We report the clonal spread and evolution of high-risk Pseudomonas aeruginosa sequence type 463 co-producing KPC-2 and AFM-1 carbapenemases isolated from hospital patients in China during 2020–2022. Those strains pose a substantial public health threat and surveillance and stricter infection-control measures are essential to prevent further infections.

Carbapenemase-producing Pseudomonas aeruginosa poses a global threat to public health. Epidemics caused by this pathogen are associated with high-risk clones (e.g., sequence type [ST] 235, ST277, ST175, ST233 and ST111), particularly those clones producing metallo-β-lactamases; Verona integron-encoded metallo-β-lactamase and imipenemase are the most prevalent carbapenemase types (1,2). A Klebsiella pneumoniae carbapenemase (KPC)–producing clone, ST463, has emerged and become predominant in carbapenemase-producing P. aeruginosa populations in China (3). Three P. aeruginosa strains co-producing KPC and Alcaligenes faecalis metallo-β-lactamase (AFM) were reported in 2022 and attributed to ST463 (4,5). During 2020–2022, we observed the clonal spread of ST463 carbapenem-resistant P. aeruginosa (CRPA) co-producing KPC-2 and AFM-1 (KPC-2–AFM-1 CRPA) in a hospital in China, which caused infections with high mortality. We report on KPC-2–AFM-1 CRPA emergence and driving forces that caused dissemination.

The Study

During September 2020–June 2022, 192 nonduplicated CRPA isolates were collected from 192 patients admitted to a tertiary hospital in Zhejiang, China. Among those isolates, carbapenemase-producing Pseudomonas aeruginosa belonging to 10 different STs reached an overall prevalence of 41.1% (79/192) (Appendix Figure 1). We investigated KPC-2–AFM-1 CRPA strains isolated from 8 patients; 3 strains were colonizers and 5 were associated with infections (Table). The patients (6 men, 2 women) were 45–90 years of age, and all had complicated conditions and a history of intensive care unit admission. Antimicrobial drugs active against KPC-2–AFM-1 CRPA (colistin in monotherapy) were given to 4 patients; 5 infected patients eventually died; the remaining 3 patients, who only had bacterial colonization, were discharged (Table).
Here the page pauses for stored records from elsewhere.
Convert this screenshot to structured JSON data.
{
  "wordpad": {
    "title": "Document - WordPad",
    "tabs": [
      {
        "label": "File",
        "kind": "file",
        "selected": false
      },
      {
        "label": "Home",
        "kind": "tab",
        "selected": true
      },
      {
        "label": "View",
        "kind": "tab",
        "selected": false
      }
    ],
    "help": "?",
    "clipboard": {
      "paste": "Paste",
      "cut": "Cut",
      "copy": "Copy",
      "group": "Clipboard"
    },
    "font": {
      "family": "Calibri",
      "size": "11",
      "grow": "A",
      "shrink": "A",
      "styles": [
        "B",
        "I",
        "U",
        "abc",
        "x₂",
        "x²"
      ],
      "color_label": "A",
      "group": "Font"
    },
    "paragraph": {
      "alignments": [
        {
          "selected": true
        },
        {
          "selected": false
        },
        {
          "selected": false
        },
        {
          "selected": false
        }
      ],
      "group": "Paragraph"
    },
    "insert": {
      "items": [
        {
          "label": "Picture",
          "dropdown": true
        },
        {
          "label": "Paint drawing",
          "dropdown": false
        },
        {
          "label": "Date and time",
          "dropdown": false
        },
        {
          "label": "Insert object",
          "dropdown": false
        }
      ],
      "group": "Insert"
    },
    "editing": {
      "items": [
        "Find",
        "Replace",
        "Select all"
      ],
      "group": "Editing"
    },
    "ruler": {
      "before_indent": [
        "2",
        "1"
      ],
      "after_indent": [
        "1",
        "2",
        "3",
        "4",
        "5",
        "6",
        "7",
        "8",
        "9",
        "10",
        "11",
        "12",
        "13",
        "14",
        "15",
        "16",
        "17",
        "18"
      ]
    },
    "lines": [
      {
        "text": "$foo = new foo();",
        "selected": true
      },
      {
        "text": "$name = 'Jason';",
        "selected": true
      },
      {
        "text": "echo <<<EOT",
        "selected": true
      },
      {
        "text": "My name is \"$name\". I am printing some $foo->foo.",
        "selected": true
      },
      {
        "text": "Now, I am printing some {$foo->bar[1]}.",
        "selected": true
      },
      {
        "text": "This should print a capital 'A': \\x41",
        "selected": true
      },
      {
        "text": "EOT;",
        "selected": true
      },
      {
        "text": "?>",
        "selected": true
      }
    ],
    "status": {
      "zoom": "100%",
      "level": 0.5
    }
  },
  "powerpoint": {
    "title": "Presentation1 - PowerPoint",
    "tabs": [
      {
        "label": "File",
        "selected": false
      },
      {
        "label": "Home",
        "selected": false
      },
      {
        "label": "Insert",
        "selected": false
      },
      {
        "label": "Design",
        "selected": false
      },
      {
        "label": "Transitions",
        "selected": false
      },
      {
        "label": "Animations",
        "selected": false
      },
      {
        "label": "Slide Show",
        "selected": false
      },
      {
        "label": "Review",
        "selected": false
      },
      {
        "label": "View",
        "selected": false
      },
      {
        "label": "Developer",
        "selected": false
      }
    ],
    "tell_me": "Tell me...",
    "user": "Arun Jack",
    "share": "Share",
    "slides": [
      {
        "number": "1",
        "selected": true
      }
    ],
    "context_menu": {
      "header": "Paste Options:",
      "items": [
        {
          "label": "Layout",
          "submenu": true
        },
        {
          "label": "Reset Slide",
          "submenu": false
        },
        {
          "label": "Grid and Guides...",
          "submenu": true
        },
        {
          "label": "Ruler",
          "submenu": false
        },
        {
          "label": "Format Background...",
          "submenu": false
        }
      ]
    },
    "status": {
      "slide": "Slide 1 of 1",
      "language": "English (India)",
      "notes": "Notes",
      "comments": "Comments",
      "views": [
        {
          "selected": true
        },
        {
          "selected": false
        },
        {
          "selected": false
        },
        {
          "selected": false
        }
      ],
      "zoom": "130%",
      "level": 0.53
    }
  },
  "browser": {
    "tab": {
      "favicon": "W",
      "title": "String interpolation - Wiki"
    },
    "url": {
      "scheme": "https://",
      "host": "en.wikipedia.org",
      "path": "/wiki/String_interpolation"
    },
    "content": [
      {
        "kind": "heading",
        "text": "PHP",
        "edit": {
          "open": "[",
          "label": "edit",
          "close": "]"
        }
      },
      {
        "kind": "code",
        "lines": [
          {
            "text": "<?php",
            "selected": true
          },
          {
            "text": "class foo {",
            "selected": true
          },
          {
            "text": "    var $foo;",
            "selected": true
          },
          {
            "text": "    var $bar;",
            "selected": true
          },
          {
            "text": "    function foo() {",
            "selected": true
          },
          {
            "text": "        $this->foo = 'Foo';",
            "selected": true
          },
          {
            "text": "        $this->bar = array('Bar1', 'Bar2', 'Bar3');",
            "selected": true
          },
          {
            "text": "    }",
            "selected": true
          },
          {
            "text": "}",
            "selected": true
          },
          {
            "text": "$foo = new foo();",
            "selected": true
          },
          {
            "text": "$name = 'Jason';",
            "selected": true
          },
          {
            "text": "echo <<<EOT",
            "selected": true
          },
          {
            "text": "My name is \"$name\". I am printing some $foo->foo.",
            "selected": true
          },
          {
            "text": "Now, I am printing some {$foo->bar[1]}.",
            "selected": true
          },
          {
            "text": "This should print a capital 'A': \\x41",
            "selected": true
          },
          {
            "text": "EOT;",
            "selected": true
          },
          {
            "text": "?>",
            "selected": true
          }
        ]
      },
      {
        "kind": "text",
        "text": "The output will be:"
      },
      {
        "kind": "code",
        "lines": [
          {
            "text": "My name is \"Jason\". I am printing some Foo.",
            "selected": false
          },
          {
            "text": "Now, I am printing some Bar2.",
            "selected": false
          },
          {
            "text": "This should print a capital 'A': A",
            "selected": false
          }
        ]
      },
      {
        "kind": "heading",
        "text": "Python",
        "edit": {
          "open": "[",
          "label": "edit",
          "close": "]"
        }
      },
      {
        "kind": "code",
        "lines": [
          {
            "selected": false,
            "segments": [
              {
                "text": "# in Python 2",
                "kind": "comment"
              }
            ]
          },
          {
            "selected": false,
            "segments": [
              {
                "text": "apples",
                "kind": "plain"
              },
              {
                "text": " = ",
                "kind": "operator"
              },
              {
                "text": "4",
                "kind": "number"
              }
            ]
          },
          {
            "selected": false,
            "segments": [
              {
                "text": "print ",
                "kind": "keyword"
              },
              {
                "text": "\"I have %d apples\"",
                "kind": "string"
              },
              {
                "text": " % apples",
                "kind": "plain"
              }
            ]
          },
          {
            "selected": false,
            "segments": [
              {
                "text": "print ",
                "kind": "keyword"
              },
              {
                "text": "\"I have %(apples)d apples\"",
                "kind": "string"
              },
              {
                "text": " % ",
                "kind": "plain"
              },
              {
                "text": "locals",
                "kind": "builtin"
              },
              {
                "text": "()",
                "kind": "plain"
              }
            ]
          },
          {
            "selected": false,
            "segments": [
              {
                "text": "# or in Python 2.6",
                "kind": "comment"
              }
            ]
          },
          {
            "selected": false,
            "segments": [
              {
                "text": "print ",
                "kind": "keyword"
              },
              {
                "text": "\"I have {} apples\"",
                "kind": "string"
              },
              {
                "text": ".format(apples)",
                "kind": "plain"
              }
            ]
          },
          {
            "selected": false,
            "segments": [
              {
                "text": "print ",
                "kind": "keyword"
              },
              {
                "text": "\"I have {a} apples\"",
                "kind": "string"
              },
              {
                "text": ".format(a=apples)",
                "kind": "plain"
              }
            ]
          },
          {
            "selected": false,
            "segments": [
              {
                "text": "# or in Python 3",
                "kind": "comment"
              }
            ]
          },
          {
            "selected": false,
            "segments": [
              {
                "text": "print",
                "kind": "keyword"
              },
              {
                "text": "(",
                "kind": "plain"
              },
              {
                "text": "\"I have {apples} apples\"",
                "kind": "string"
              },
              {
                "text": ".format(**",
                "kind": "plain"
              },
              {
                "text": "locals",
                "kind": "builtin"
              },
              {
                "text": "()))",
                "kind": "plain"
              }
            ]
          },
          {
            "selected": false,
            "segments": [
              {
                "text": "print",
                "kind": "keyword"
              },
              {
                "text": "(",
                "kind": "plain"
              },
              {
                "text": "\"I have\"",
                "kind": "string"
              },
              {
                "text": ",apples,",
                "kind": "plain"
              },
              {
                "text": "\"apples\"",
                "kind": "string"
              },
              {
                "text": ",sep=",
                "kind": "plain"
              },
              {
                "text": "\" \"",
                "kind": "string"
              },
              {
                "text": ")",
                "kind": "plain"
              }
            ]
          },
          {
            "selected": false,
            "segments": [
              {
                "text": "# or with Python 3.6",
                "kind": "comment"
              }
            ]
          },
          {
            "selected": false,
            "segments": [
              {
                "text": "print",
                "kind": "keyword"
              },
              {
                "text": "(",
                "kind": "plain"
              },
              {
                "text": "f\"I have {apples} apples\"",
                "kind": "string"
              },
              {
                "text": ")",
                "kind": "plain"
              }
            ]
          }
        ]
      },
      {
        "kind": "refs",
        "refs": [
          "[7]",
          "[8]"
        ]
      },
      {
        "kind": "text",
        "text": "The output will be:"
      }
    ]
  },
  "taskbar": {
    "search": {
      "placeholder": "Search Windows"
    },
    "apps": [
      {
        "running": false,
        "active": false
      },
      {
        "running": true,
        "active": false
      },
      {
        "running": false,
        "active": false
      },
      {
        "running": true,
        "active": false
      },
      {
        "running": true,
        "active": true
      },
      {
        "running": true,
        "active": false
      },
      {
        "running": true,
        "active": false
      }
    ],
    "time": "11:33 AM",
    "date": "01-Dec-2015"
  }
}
All 8 isolates were ST463, had identical resistance genes (Appendix Table 1) and type III secretion system genotype exoU+/exoS+, and differed by 5–30 single-nucleotide polymorphisms, indicating clonal dissemination (Appendix Figure 2). Each strain had 1 chromosome and a plasmid containing the β-lactamase gene blaKPC-2. Alignment of the 8 plasmids showed an identical backbone, but we noted major differences within the insertion region; the conserved core blaKPC-2 genetic platform insertion sequence (IS)Kpn27blaKPC-2–ISKpn6 in plasmid p94 remained intact, whereas ISKpn6 and several genes immediately upstream (ISKpn6–open reading frame–klcA–open reading frame) were absent in the other 7 plasmids (Appendix Figure 3, panel A), forming a novel genetic context for blaKPC-2. All plasmids were designated as type I plasmids (6) but had a 16-kb deletion of a mobilization-related operon within the backbone (Appendix Figure 3, panel B), supporting their nontransferability, which was confirmed by conjugation assays.

Figure 1

Phylogenetic analysis of Pseudomonas aeruginosa high-risk sequence type 463 strains co-producing KPC-2 and AFM-1 carbapenemases, China, 2020–2022. Core-genome phylogenetic tree was built for 125 P. aeruginosa sequence type 463 strains and rooted in the midpoint. Red asterisks indicate the 8 carbapenem-resistant P. aeruginosa strains co-producing KPC-2 and AFM-1 from a hospital in China. Presence and absence of blaAFM and blaKPC genes are indicated in the outermost 2 rings. Collection year, indicated by different shades of green, and location where each strain was isolated are indicated in the middle rings. The innermost shaded ring indicates strains belonging to clade 1 or 2. Scale bar indicates nucleotide substitutions per site. AFM, Alcaligenes faecalis metallo-β-lactamase; bla, β-lactamase; KPC, Klebsiella pneumoniae carbapenemase; NA, not available.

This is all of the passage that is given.